The carrier uses the buffer or floor to reduce its hedging cost. By making you absorb some losses, the carrier has more option budget to spend on upside, which it passes through as higher caps and participation rates. There is no free lunch – the higher cap is exactly compensation for the downside risk you accept.
Can I switch from a RILA to an FIA later?
You can use a 1035 exchange to move from a RILA to an FIA (or vice versa) without triggering taxes, as long as both are non-qualified annuities. Surrender charges may still apply on the original contract if you have not completed the surrender period. Always run the math before doing a 1035 exchange.
Which carriers offer both FIAs and RILAs?

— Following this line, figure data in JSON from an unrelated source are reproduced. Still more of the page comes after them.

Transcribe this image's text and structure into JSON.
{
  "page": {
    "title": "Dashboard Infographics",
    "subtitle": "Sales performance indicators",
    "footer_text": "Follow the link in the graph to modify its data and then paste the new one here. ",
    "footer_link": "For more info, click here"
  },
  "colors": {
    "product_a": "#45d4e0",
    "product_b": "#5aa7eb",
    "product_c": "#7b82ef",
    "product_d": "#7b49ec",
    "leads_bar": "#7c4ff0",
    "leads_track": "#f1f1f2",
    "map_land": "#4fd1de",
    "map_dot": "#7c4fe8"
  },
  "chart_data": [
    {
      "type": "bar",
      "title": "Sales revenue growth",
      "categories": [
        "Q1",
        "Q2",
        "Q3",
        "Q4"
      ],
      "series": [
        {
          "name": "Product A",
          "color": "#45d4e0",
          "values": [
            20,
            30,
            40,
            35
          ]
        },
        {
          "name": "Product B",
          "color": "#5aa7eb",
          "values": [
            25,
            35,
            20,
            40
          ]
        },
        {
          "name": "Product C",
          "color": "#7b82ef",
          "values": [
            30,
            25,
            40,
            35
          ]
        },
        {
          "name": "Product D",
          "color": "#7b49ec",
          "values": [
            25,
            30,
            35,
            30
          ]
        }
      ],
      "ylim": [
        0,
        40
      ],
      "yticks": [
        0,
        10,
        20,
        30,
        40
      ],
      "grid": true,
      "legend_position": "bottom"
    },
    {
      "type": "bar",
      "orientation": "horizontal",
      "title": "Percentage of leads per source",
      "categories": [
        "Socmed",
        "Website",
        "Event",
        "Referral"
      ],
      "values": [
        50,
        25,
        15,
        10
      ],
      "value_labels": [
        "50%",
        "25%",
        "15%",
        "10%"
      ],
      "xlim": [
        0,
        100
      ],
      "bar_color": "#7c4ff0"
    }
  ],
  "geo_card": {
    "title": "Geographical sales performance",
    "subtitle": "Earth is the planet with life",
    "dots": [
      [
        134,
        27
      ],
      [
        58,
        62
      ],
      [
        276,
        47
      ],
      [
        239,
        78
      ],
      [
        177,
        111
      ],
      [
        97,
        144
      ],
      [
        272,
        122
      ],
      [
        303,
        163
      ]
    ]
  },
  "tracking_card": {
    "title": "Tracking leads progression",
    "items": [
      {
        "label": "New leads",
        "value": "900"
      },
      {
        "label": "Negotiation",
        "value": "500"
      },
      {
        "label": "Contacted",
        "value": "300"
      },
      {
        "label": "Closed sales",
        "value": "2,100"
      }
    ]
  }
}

Many of the largest annuity carriers issue both product types, including Allianz, Athene, Equitable, Brighthouse, Lincoln Financial, Prudential, and Corebridge. This makes side-by-side comparison straightforward when you are working with a single insurer.
The Bottom Line
The choice between an FIA and a RILA is fundamentally a question about loss tolerance, not return optimization. If you can confidently say “I can absorb a 10% loss in a bad year,” then a RILA’s higher caps will likely outperform an FIA over a full market cycle. If that statement makes your stomach turn, an FIA is the right product for your money, full stop.
For most retirees we work with at My Annuity Store, the FIA wins because the buyer is using the money to backstop their retirement income, not to speculate. If you have a separate growth bucket already covering market upside, a RILA can be a smart way to add a moderate-risk slice. If this is your only annuity purchase, a fixed index annuity is usually the safer choice.